All UK bats are insectivorous and nocturnal. They can eat up to a third of their body weight in insects each night.
To attract bats you need to encourage bug life. In gardens, leave a wild area. Create small piles of woody twigs and cut branches. Wet marshy areas are perfect for creating bug-rich habitats. Piles of stones create insect habitats too.
Include night-blooming plants in your garden to encourage moths – a key part of the diet of a bat. Night-scented flowers such as nicotina (flowering tobacco) and honeysuckle are a good bet for attracting pollen-hungry moths.
Common Garden Bats:
- Common pipistrelle (pipistrellus pipistrellus)
- Soprano pipistrelle (P. pygmaeus) are the most common and smallest
- Noctule (nyctalus noctula) are the largest UK bat with a wingspan similar to that of a starling These are usually the first bat to emerge in the evening.

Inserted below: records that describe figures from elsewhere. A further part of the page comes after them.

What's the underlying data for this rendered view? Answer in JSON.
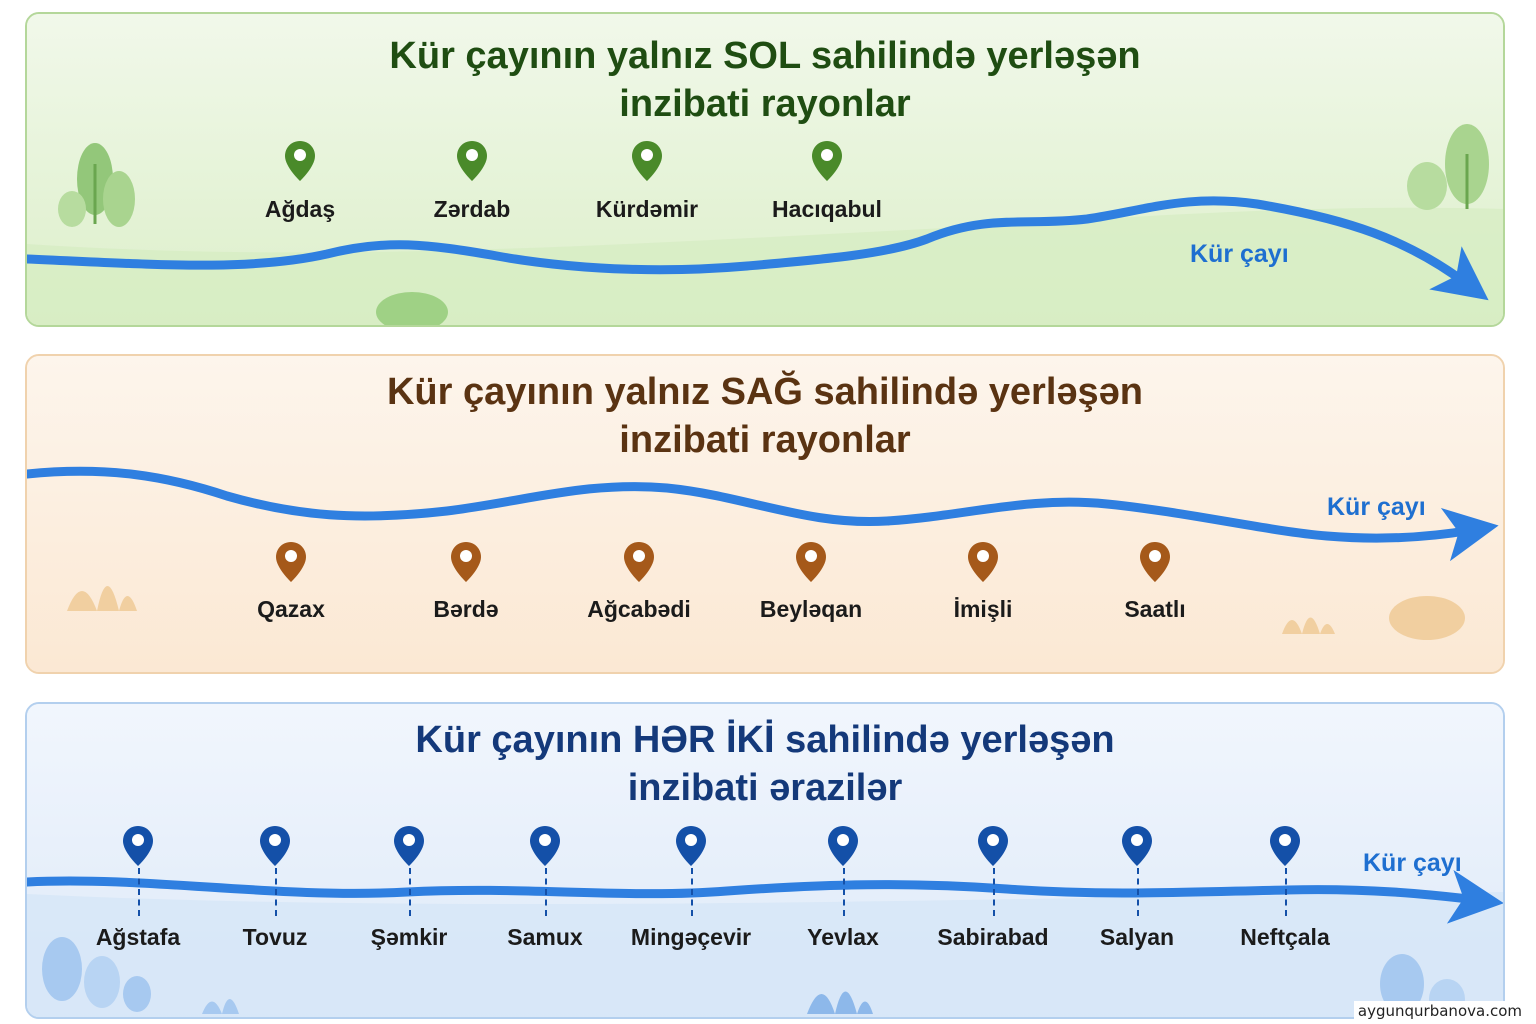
{
  "panels": [
    {
      "title_line1": "Kür çayının yalnız SOL sahilində yerləşən",
      "title_line2": "inzibati rayonlar",
      "river_label": "Kür çayı",
      "colors": {
        "title": "#1f4d12",
        "pin": "#4a8a2a",
        "bg": "#eaf4de",
        "border": "#a9d08e"
      },
      "pins": [
        "Ağdaş",
        "Zərdab",
        "Kürdəmir",
        "Hacıqabul"
      ]
    },
    {
      "title_line1": "Kür çayının yalnız SAĞ sahilində yerləşən",
      "title_line2": "inzibati rayonlar",
      "river_label": "Kür çayı",
      "colors": {
        "title": "#5a3312",
        "pin": "#a5591a",
        "bg": "#fcf1e4",
        "border": "#efcfa6"
      },
      "pins": [
        "Qazax",
        "Bərdə",
        "Ağcabədi",
        "Beyləqan",
        "İmişli",
        "Saatlı"
      ]
    },
    {
      "title_line1": "Kür çayının HƏR İKİ sahilində yerləşən",
      "title_line2": "inzibati ərazilər",
      "river_label": "Kür çayı",
      "colors": {
        "title": "#14397a",
        "pin": "#1450a8",
        "bg": "#e9f2fc",
        "border": "#a9c8ea"
      },
      "pins": [
        "Ağstafa",
        "Tovuz",
        "Şəmkir",
        "Samux",
        "Mingəçevir",
        "Yevlax",
        "Sabirabad",
        "Salyan",
        "Neftçala"
      ]
    }
  ],
  "colors": {
    "river": "#2f7fe0",
    "river_label": "#1e6fd0"
  },
  "watermark": "aygunqurbanova.com"
}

- Daubenton’s bat (myotis daubentonii) likes aquatic insects and is found flying over ponds.
- Brown long-eared bat (plecotus auritus) flies slowly, often close to trees. They have huge ears
For more information about all things bat-related visit the Bat Conversation Trust and Bat Conservation International.
Our bats that used to do a nightly patrol over the back patch have not been seen regularly through late summer/early autumn 2019, but I did spot a solitary bat doing rounds at dusk late October 2019.
In summer 2020 the bats came back and we now see two and sometimes three bats patrolling the dusky skies over the back patch gardens.